Follow-up care after treatment for mesothelioma at Memorial Sloan Kettering is very important for helping you live longer and healthier. The experts who helped treat you for mesothelioma will take care of you for the first two to three years after treatment.
For example, you may find that managing symptoms after treatment is very important to you. Our Palliative Care & Pain Management team can help build an individualized care plan for you.

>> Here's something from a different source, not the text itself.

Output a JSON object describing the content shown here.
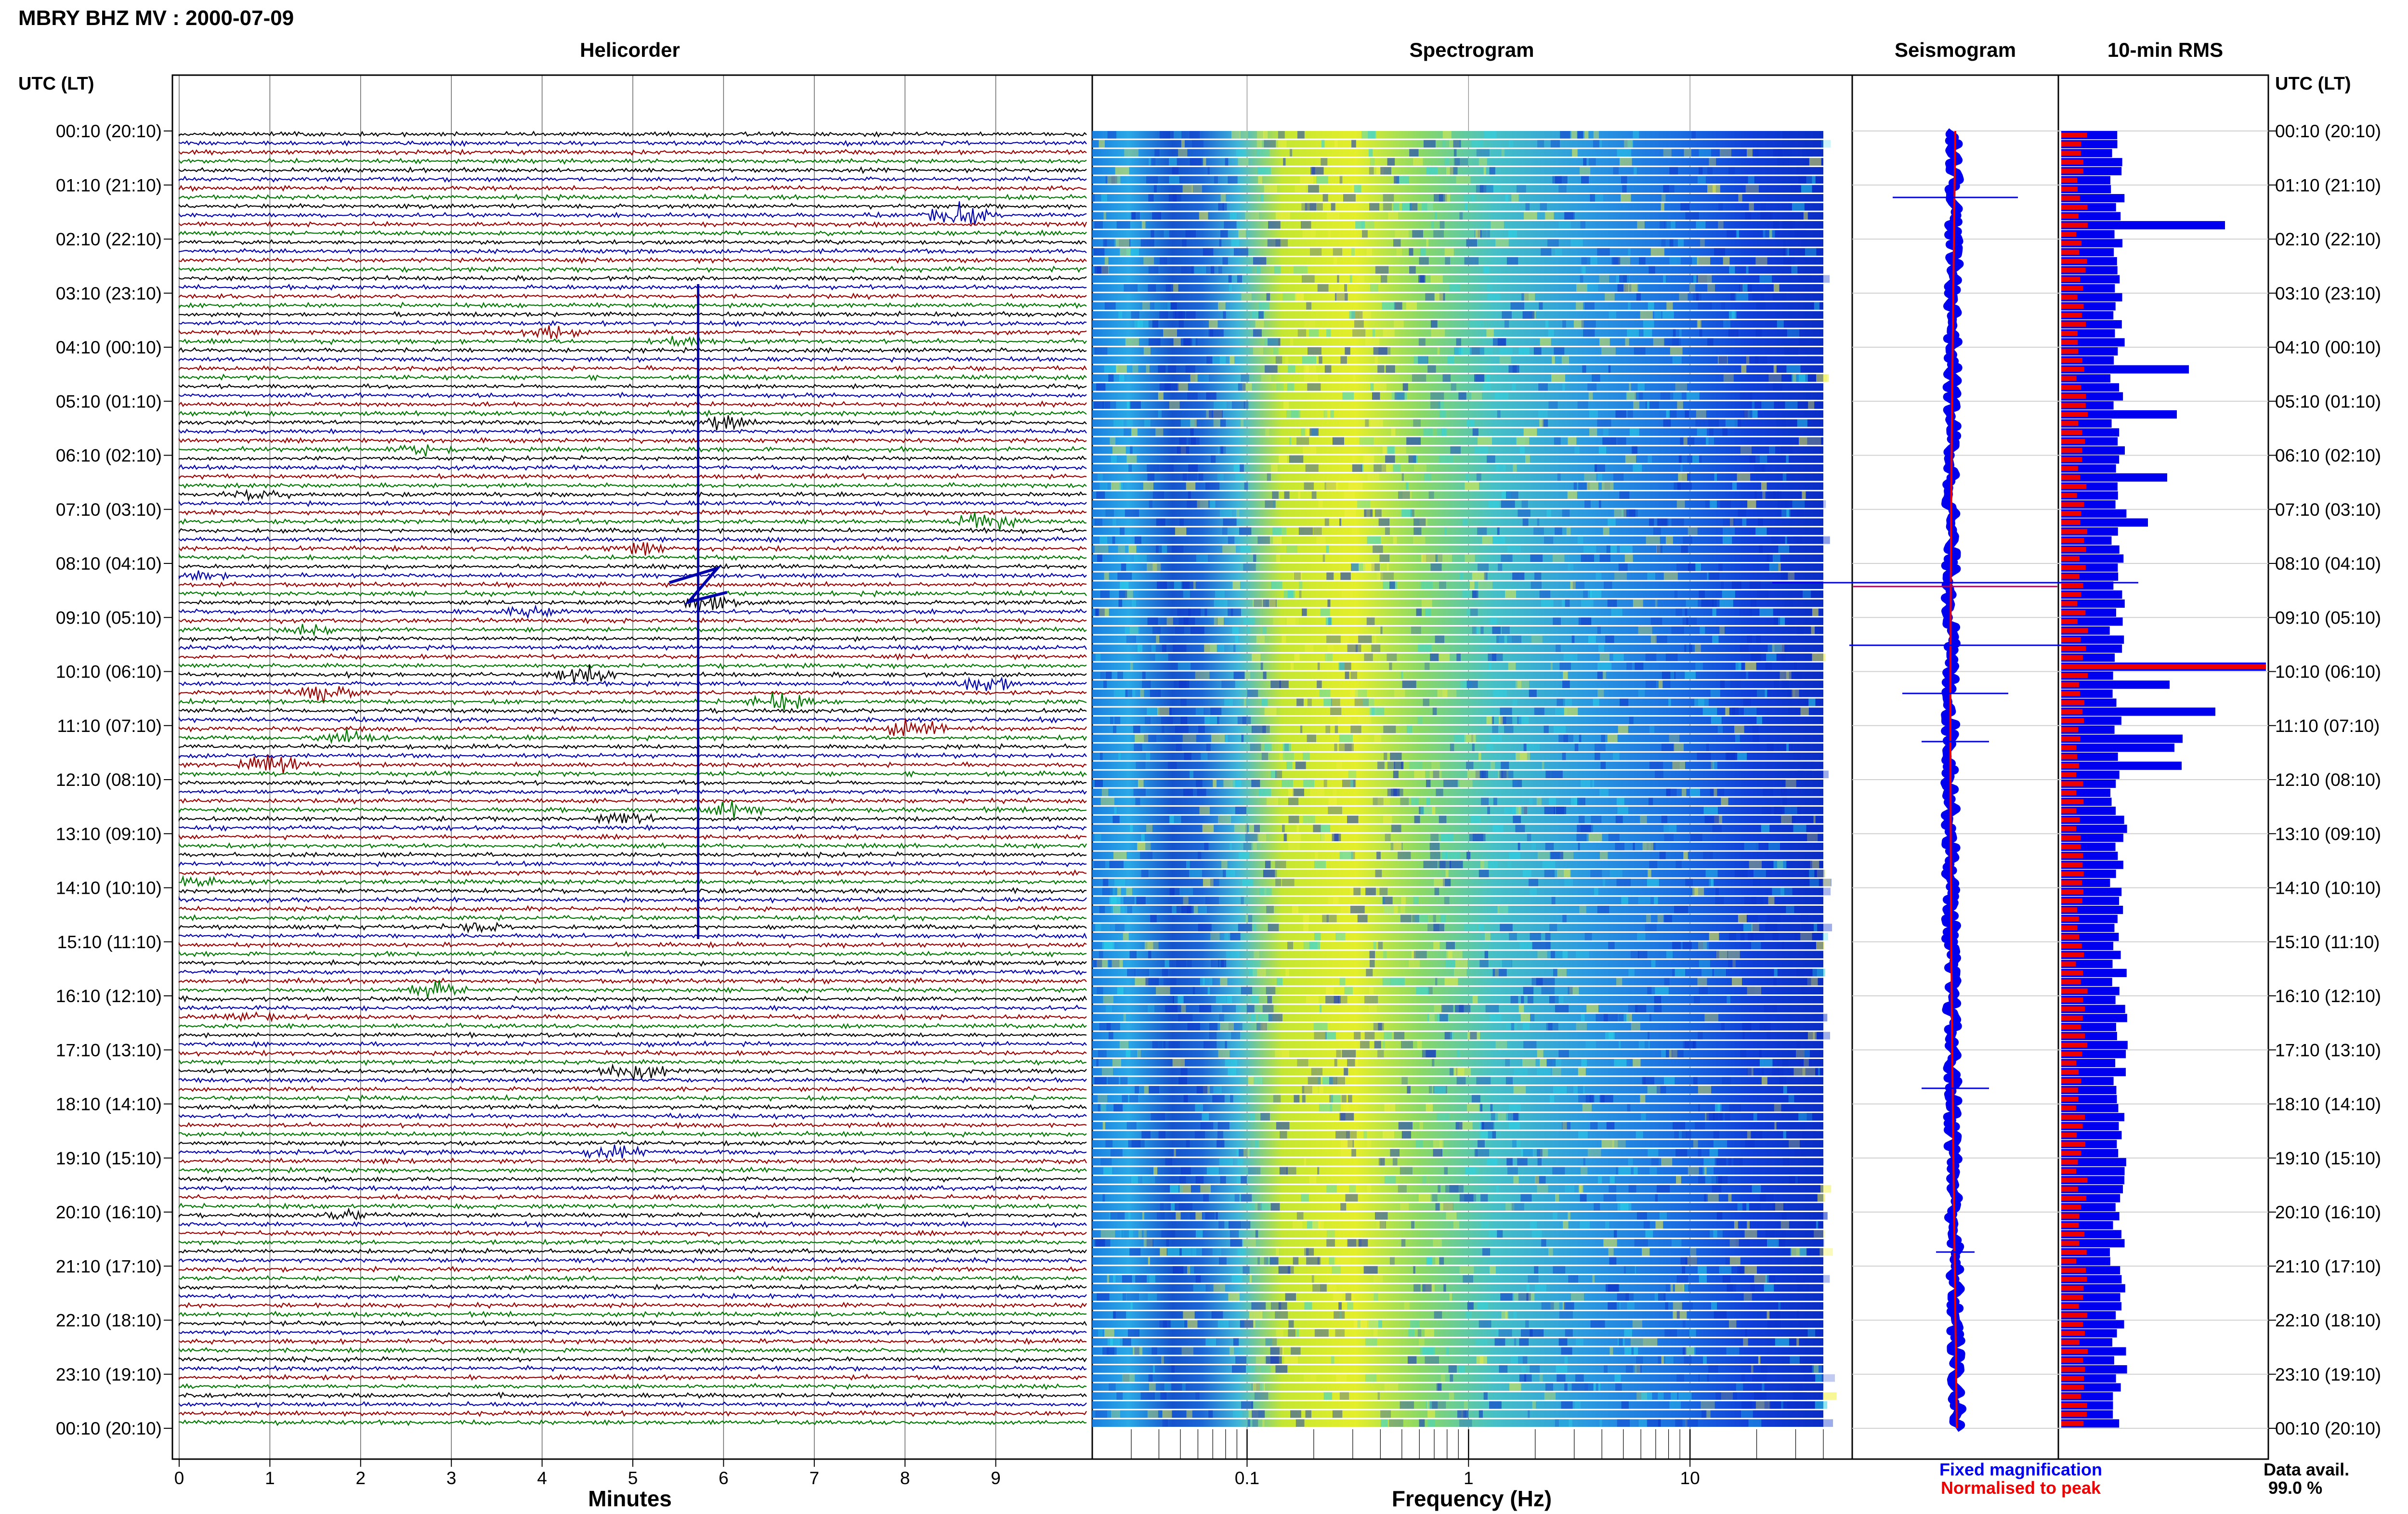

At your follow-up care visits we’ll do things like:
- give you a physical exam
- do an assessment to look for recurrence (return) of cancer
- make screening referrals for other cancers when appropriate
- make healthy-living recommendations related to nutrition, exercise, and quitting tobacco
- set up consultations with other MSK doctors as needed
Long-Term Follow-Up Care for Mesothelioma
Two to three years after treatment ends, the treatment team may ask a nurse practitioner with special training in mesothelioma to help take care of you. He or she will look for signs that the disease has returned and also watch you carefully to help spot, prevent, and control any long-term or late effects.
Managing Pleural Mesothelioma Symptoms
A common symptom of pleural mesothelioma is shortness of breath. This is because fluid has built up around your lung, a development called pleural effusion. We have special resources to help you deal with this.
In addition to any therapies that your treatment team recommends, our Resources for Life After Cancer program offers a monthly workshop called Breathing Easier, which can help you manage stamina changes with practical techniques.
Managing Peritoneal Mesothelioma Symptoms
Your treatment will most likely treat peritoneal mesothelioma symptoms with paracentesis. This procedure involves draining any extra fluid in your abdomen to lessen bloating and shortness of breath.
Your treatment team can recommend surgical procedures that may well decrease your pain and discomfort. For example, if your bowel becomes blocked, we can remove that part of your intestine. If many sections are blocked, surgery may not be safe. In that case, your team can insert a tube into your stomach to remove fluid and air, and make you feel better.